Answer ... The Constitution of Kenya 2010 underpins employment law in Kenya and provides the Employment and Labour Relations Court with the basis for interpreting employer-employee rights and fair labour practices.
The Employment Act 2007 (11/2007) is the primary law on employment in Kenya, containing substantive and procedural law on:
- the employment relationship;
- the respective rights and duties of employer and employee;
- termination and dismissal of employees; and
- the disputes and settlement procedure.
The Labour Relations Act 2007 (14/2007) provides for the registration, regulation and management of trade unions, organisations and federations.

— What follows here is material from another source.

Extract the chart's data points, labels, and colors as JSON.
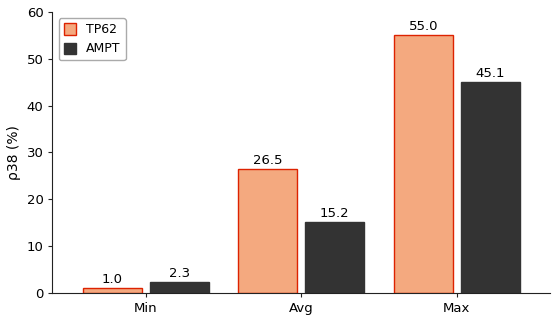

The Labour Institutions Act 2007 (12/2007) establishes various labour institutions, such as the National Labour Board, the Committee of Inquiry and the Wages Council.

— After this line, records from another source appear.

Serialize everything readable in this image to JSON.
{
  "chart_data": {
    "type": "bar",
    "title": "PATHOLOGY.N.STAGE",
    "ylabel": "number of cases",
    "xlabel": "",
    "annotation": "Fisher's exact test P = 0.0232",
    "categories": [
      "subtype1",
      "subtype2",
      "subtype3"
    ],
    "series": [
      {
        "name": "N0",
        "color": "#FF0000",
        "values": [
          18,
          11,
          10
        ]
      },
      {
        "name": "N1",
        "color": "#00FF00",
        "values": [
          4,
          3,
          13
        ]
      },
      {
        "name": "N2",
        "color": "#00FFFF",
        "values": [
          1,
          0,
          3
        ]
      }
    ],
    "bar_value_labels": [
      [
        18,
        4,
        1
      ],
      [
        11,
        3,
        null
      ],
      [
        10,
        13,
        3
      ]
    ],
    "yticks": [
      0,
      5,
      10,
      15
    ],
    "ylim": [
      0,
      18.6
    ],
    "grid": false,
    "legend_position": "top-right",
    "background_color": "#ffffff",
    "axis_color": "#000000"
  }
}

The Occupational Safety and Health Act 2007 (15/2007) provides for the safety and welfare of employees and all persons lawfully present at workplaces.

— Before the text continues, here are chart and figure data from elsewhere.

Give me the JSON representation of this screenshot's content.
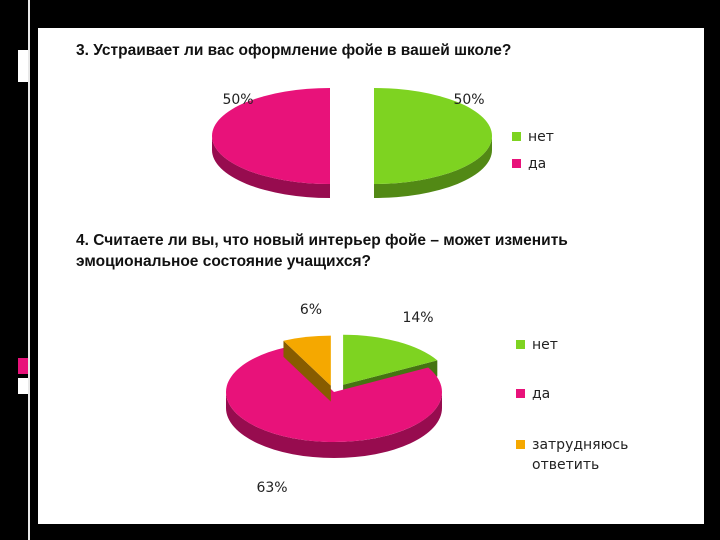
{
  "slide": {
    "q1": "3. Устраивает ли вас оформление фойе в вашей школе?",
    "q2_line1": "4. Считаете ли вы, что новый интерьер фойе – может изменить",
    "q2_line2": "эмоциональное состояние учащихся?"
  },
  "chart_data": [
    {
      "type": "pie",
      "categories": [
        "нет",
        "да"
      ],
      "values": [
        50,
        50
      ],
      "labels": [
        "50%",
        "50%"
      ],
      "colors": [
        "#7ed321",
        "#e8127a"
      ],
      "legend_position": "right"
    },
    {
      "type": "pie",
      "categories": [
        "нет",
        "да",
        "затрудняюсь ответить"
      ],
      "values": [
        14,
        63,
        6
      ],
      "labels": [
        "14%",
        "63%",
        "6%"
      ],
      "colors": [
        "#7ed321",
        "#e8127a",
        "#f5a800"
      ],
      "legend_position": "right"
    }
  ],
  "legend2_third": [
    "затрудняюсь",
    "ответить"
  ]
}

Fintech companies must adhere to these laws, as breach of their provisions constitutes an offence punishable by fines or imprisonment. Where the termination of an employee through dismissal or redundancy is found not to comply with the law, the Employment and Labour Relations Court can award damages, among other things.
Answer ... The Kenya Citizenship and Immigration Act 2011 provides for the issuance of work visas and work permits to foreigners who wish to work in Kenya. In procuring work permits for its non-Kenyan employees, a fintech company must demonstrate that a Kenyan understudy is being trained to take on the job. Fintechs setting up through the Kenya Investment Authority may be assisted in processing work permits.